Q1:速度優先でログ出力するためには?

コストのかかる変換パターン記号を使わない

PatternLayout に使用できる変換パターン記号にはコストの非常にかかるものがあります。速度優先でログ出力したい場合は、それらを使用しないことによって性能を大幅に改善できる可能性があります。

特に以下の変換パターン記号は注意してください。

変換パターン記号 説明 相対的な速度
%C クラス名 遅い
%F ソースファイル名 非常に遅い
%l 出力位置の情報(クラス名, ソースファイル名, 行番号) 非常に遅い
%L 行番号 非常に遅い
%M メソッド名 非常に遅い

尚、これら変換パターン記号は、一つ含まれていても二つ以上含まれていてもそれほど速度に差がでません(出力文字数が増加することによる速度低下はありますが)。

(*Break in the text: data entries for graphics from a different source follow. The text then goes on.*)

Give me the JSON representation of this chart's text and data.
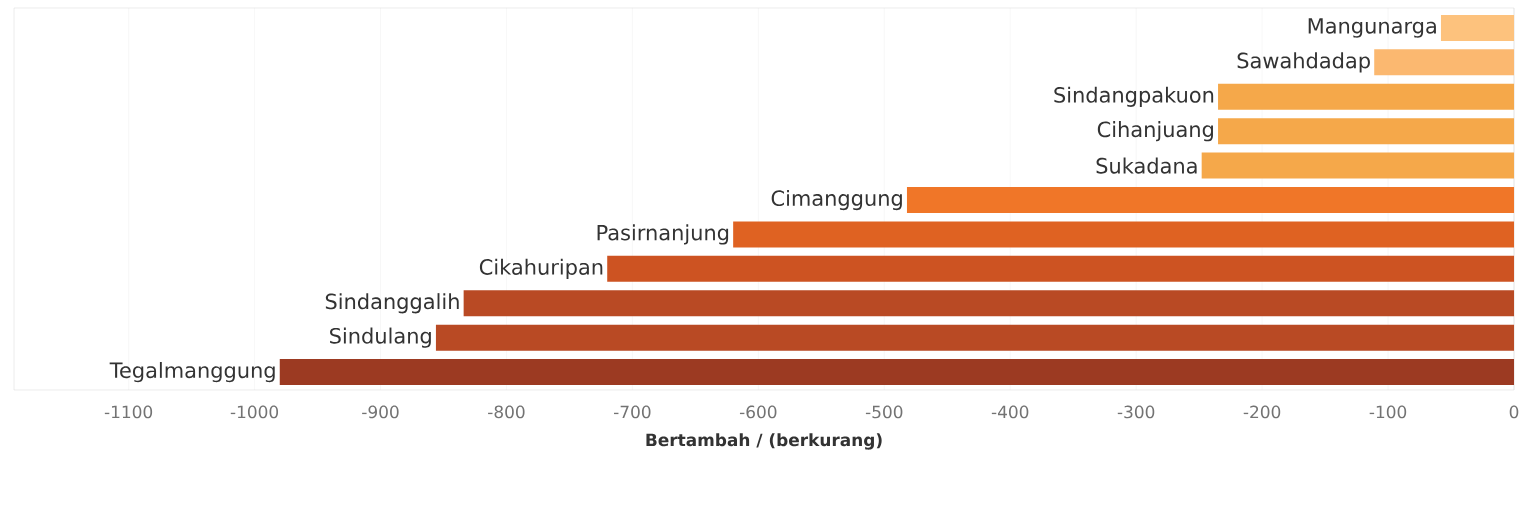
{
  "chart_data": {
    "type": "bar",
    "orientation": "horizontal",
    "xlabel": "Bertambah / (berkurang)",
    "categories": [
      "Mangunarga",
      "Sawahdadap",
      "Sindangpakuon",
      "Cihanjuang",
      "Sukadana",
      "Cimanggung",
      "Pasirnanjung",
      "Cikahuripan",
      "Sindanggalih",
      "Sindulang",
      "Tegalmanggung"
    ],
    "values": [
      -58,
      -111,
      -235,
      -235,
      -248,
      -482,
      -620,
      -720,
      -834,
      -856,
      -980
    ],
    "colors": [
      "#fdc27d",
      "#fbb870",
      "#f5a84a",
      "#f5a84a",
      "#f5a84a",
      "#f07628",
      "#df6222",
      "#cd5322",
      "#b94a24",
      "#b94a24",
      "#9c3a22"
    ],
    "xlim": [
      -1191,
      0
    ],
    "xticks": [
      -1100,
      -1000,
      -900,
      -800,
      -700,
      -600,
      -500,
      -400,
      -300,
      -200,
      -100,
      0
    ],
    "grid": "x"
  }
}
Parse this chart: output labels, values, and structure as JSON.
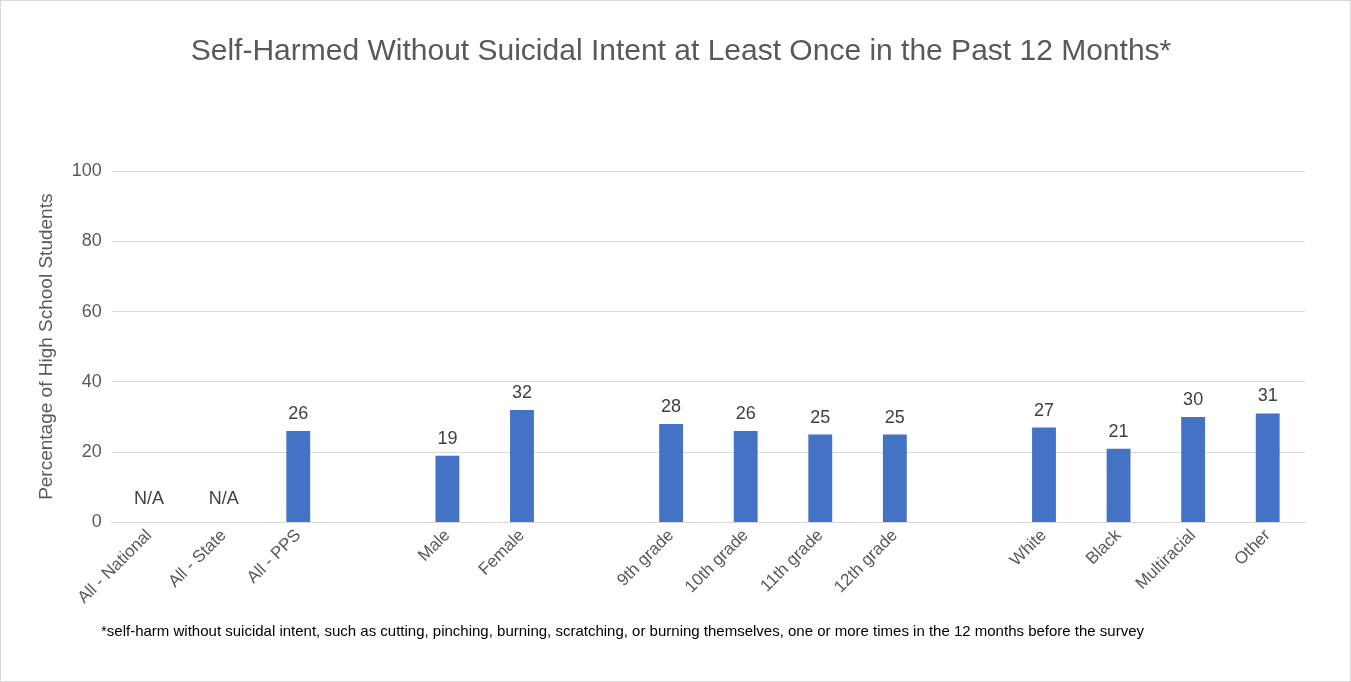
{
  "chart_data": {
    "type": "bar",
    "title": "Self-Harmed Without Suicidal Intent at Least Once in the Past 12 Months*",
    "ylabel": "Percentage of High School Students",
    "categories": [
      "All - National",
      "All - State",
      "All - PPS",
      null,
      "Male",
      "Female",
      null,
      "9th grade",
      "10th grade",
      "11th grade",
      "12th grade",
      null,
      "White",
      "Black",
      "Multiracial",
      "Other"
    ],
    "values": [
      null,
      null,
      26,
      null,
      19,
      32,
      null,
      28,
      26,
      25,
      25,
      null,
      27,
      21,
      30,
      31
    ],
    "value_labels": [
      "N/A",
      "N/A",
      "26",
      null,
      "19",
      "32",
      null,
      "28",
      "26",
      "25",
      "25",
      null,
      "27",
      "21",
      "30",
      "31"
    ],
    "color": "#4472c4",
    "ylim": [
      0,
      100
    ],
    "yticks": [
      0,
      20,
      40,
      60,
      80,
      100
    ],
    "grid": "y",
    "legend": false,
    "annotations": [
      "*self-harm without suicidal intent, such as cutting, pinching, burning, scratching, or burning themselves, one or more times in the 12 months before the survey"
    ]
  }
}
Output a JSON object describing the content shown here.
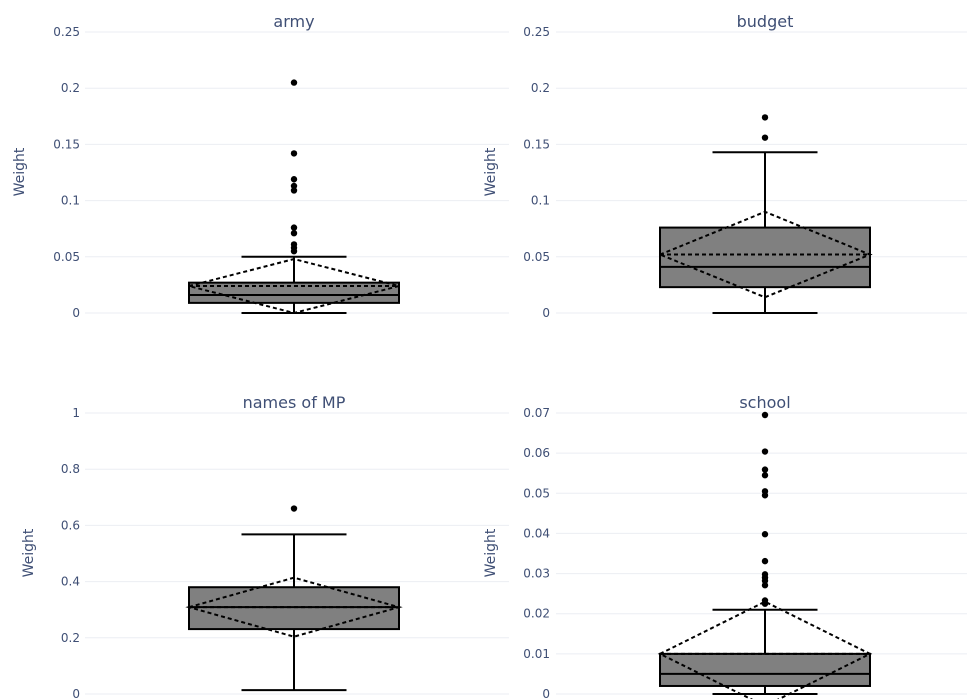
{
  "chart_data": [
    {
      "type": "box",
      "title": "army",
      "ylabel": "Weight",
      "ylim": [
        0,
        0.25
      ],
      "yticks": [
        0,
        0.05,
        0.1,
        0.15,
        0.2,
        0.25
      ],
      "ytick_labels": [
        "0",
        "0.05",
        "0.1",
        "0.15",
        "0.2",
        "0.25"
      ],
      "box": {
        "lower_fence": 0,
        "q1": 0.009,
        "median": 0.016,
        "q3": 0.027,
        "upper_fence": 0.05,
        "mean": 0.024,
        "sd": 0.024
      },
      "outliers": [
        0.055,
        0.058,
        0.061,
        0.071,
        0.076,
        0.109,
        0.113,
        0.119,
        0.142,
        0.205
      ],
      "fill_color": "#808080"
    },
    {
      "type": "box",
      "title": "budget",
      "ylabel": "Weight",
      "ylim": [
        0,
        0.25
      ],
      "yticks": [
        0,
        0.05,
        0.1,
        0.15,
        0.2,
        0.25
      ],
      "ytick_labels": [
        "0",
        "0.05",
        "0.1",
        "0.15",
        "0.2",
        "0.25"
      ],
      "box": {
        "lower_fence": 0,
        "q1": 0.023,
        "median": 0.041,
        "q3": 0.076,
        "upper_fence": 0.143,
        "mean": 0.052,
        "sd": 0.038
      },
      "outliers": [
        0.156,
        0.174
      ],
      "fill_color": "#808080"
    },
    {
      "type": "box",
      "title": "names of MP",
      "ylabel": "Weight",
      "ylim": [
        0,
        1
      ],
      "yticks": [
        0,
        0.2,
        0.4,
        0.6,
        0.8,
        1
      ],
      "ytick_labels": [
        "0",
        "0.2",
        "0.4",
        "0.6",
        "0.8",
        "1"
      ],
      "box": {
        "lower_fence": 0.014,
        "q1": 0.231,
        "median": 0.309,
        "q3": 0.38,
        "upper_fence": 0.568,
        "mean": 0.309,
        "sd": 0.105
      },
      "outliers": [
        0.66
      ],
      "fill_color": "#808080"
    },
    {
      "type": "box",
      "title": "school",
      "ylabel": "Weight",
      "ylim": [
        0,
        0.07
      ],
      "yticks": [
        0,
        0.01,
        0.02,
        0.03,
        0.04,
        0.05,
        0.06,
        0.07
      ],
      "ytick_labels": [
        "0",
        "0.01",
        "0.02",
        "0.03",
        "0.04",
        "0.05",
        "0.06",
        "0.07"
      ],
      "box": {
        "lower_fence": 0,
        "q1": 0.002,
        "median": 0.005,
        "q3": 0.01,
        "upper_fence": 0.021,
        "mean": 0.01,
        "sd": 0.013
      },
      "outliers": [
        0.0225,
        0.0233,
        0.0271,
        0.0282,
        0.029,
        0.0298,
        0.0331,
        0.0398,
        0.0495,
        0.0505,
        0.0545,
        0.0559,
        0.0604,
        0.0695
      ],
      "fill_color": "#808080"
    }
  ]
}
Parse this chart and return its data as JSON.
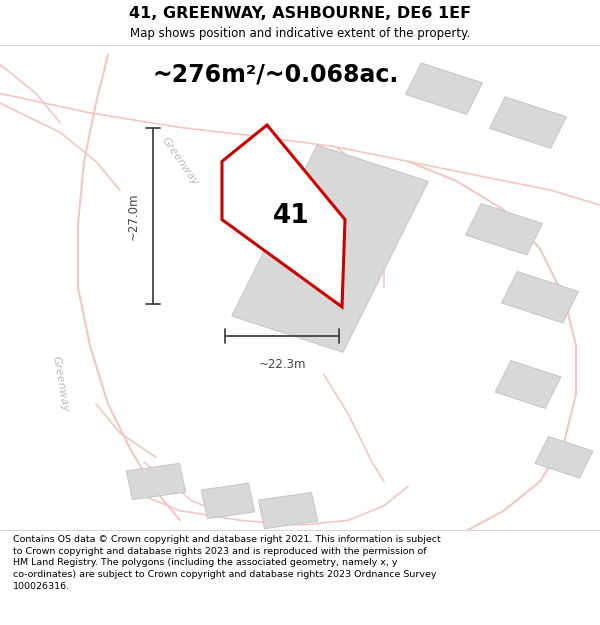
{
  "title": "41, GREENWAY, ASHBOURNE, DE6 1EF",
  "subtitle": "Map shows position and indicative extent of the property.",
  "area_label": "~276m²/~0.068ac.",
  "plot_number": "41",
  "dim_width": "~22.3m",
  "dim_height": "~27.0m",
  "street_name_upper": "Greenway",
  "street_name_lower": "Greenway",
  "map_bg": "#faf8f8",
  "copyright_text": "Contains OS data © Crown copyright and database right 2021. This information is subject\nto Crown copyright and database rights 2023 and is reproduced with the permission of\nHM Land Registry. The polygons (including the associated geometry, namely x, y\nco-ordinates) are subject to Crown copyright and database rights 2023 Ordnance Survey\n100026316.",
  "road_color": "#f0c8c0",
  "road_lw": 1.2,
  "building_color": "#d8d8d8",
  "building_edge": "#c4c4c4",
  "plot_color": "#ffffff",
  "plot_edge": "#cc0000",
  "plot_lw": 2.2,
  "dim_color": "#444444",
  "label_color": "#333333",
  "street_color": "#bbbbbb"
}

例えば上記のうちの 2 つを使用しており、そのうちの一つを削除しても、速度が1/2になるわけではないということに注意して下さい。

速度優先で出力する場合は、大文字の変換パターン記号と %l を完全に排除して下さい

isXXXEnabled() メソッドでログ出力対象かどうかを判断する

以下のコードがあった場合、

logger.info(i + "INFO Message");

例えログ出力対象レベルが WARN 以上だったとしても、"INFO Message"オブジェクトの生成と文字列の連結処理が実行されてしまうため、その分非効率です(ログ自体は出力されません)。このコストが気になる場合は、

if (logger.isInfoEnaled()) {
    logger.info(i + "INFO Message");
}

として、出力対象レベルかどうかを判定する処理を行い、無駄な処理が実行されることを防ぎます。